Pam Veinotte, superintendent of Banff National Park, said Parks Canada could use this study to help determine which trails would be a priority in any given year.

She acknowledges this comes with a hefty price tag, saying Parks Canada’s existing trail budget is not enough to meet these recommendations.

“We’re going to have work collectively to try to augment the budget that we’re spending right now on trail maintenance,” said Veinotte.

“That may mean Parks can put in additional funding, but it’s also going to call upon partners to help us as well.”

Another top priority to come out of the panel will be to encourage Alberta associations to host their meetings and conventions in Banff and Lake Louise.

The initial price tag is $75,000 to begin this work, plus another $55,000 for such things as website enhancements.

With the meeting and convention market already representing about 11 per cent of Banff-Lake Louise’s business and 18 per cent of the overall economic impact, they want to focus on building midweek business in the spring, fall and winter seasons.

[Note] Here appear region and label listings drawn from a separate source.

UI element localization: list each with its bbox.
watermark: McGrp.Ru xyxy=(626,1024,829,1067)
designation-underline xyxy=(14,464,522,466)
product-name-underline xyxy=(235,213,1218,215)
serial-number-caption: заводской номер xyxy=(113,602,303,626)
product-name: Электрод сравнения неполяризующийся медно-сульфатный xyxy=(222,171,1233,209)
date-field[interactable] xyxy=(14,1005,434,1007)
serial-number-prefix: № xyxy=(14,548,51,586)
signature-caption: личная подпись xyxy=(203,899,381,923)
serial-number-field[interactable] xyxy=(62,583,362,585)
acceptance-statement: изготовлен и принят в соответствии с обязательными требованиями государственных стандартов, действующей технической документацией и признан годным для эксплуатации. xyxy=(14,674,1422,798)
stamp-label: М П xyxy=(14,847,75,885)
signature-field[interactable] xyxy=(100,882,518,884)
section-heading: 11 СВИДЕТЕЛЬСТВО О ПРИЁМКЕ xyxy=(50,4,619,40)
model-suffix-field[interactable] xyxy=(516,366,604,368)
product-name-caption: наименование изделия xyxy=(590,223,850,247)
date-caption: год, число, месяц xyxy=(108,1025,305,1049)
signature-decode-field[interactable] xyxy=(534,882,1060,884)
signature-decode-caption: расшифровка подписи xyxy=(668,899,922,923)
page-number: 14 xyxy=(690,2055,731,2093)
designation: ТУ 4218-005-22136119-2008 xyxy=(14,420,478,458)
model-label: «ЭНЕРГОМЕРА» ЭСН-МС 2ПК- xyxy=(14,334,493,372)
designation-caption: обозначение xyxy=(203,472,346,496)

“The associations do the loop of meeting in Edmonton, Red Deer and Calgary. These groups have to meet in Alberta and how do we get those people meeting here?” asked Canning.

“A dedicated full-time position is required for this initial outreach. We need to go knocking on doors and providing a competitive alternative to city meeting locations.”

Canning was quick to point out this is not a strategy to benefit just hoteliers, but the entire business community.

“Restaurants and retailers know when there are big groups in town because they feel it,” she said.

Rounding out the top four recommendations is a plan to target local, national and international schools to encourage, for example, field trips to Banff National Park.

The initial budget is expected to be around $75,000.

“We want students doing field trips here,” said Canning.

According to research provided by Deloitte, the biggest challenge facing Canadian tourism is value, in that vacation costs are increasing, but the experience remains the same.

Rather than hotels cutting rates and restaurants lowering prices, Deloitte says there is a need to have a long-term focus and make decisions that lead to increased visitation and revenues.

“It’s a slippery slope to assume that you can compete on price,” said Ryan Brain in his report to the panel. “Stronger brands are a competitive advantage.”

A situational analysis of Banff and Lake Louise revealed the tourist resort’s strengths include its scenery, wilderness, and unique mountain town environment.

On the other hand, the area’s weaknesses are said to be a low awareness of recreational opportunities, a lack of new activities, as well as low reinvestment and relevance.

Officials say the greatest single factor in any tourism offering is the ability, or lack therefore, to find a significant point of differentiation over other resorts.

Canning said the lack of renewal, regeneration and potential loss of relevancy are all issues of deep concern for long-term, sustainable tourism competitiveness.

“If we lose our relevancy and our reinvestment, that becomes a devastating blow to our competitiveness,” she said.

Banff Mayor Karen Sorensen said this report provides a clear vision for Banff and the tourism industry, and demonstrates what can happen when the three organizations work together.

“It’s very rewarding for me to see the Town, Parks and Banff Lake Louise Tourism say we’re all in this together and we’re going to get through the recession and come out stronger,” she said. “I do think these core priorities are doable.”

That said, Sorensen knows there are budget implications for Banff taxpayers and funding for these initiatives will have to come from all three organizations, even outside sources.

“We either have to reposition current dollars or find new revenues, or find outside sources to bring in revenues,” she said. “That’s what the three organizations involved will all have to look at.”

Though not considered priorities, other recommendations in the report include encouraging tourism operators to offer Canadian specialities, including food and wine.

There is also an idea for a downtown convention centre, a Banff reality show and a centralized payment mechanism to allow for an all-inclusive customer experience.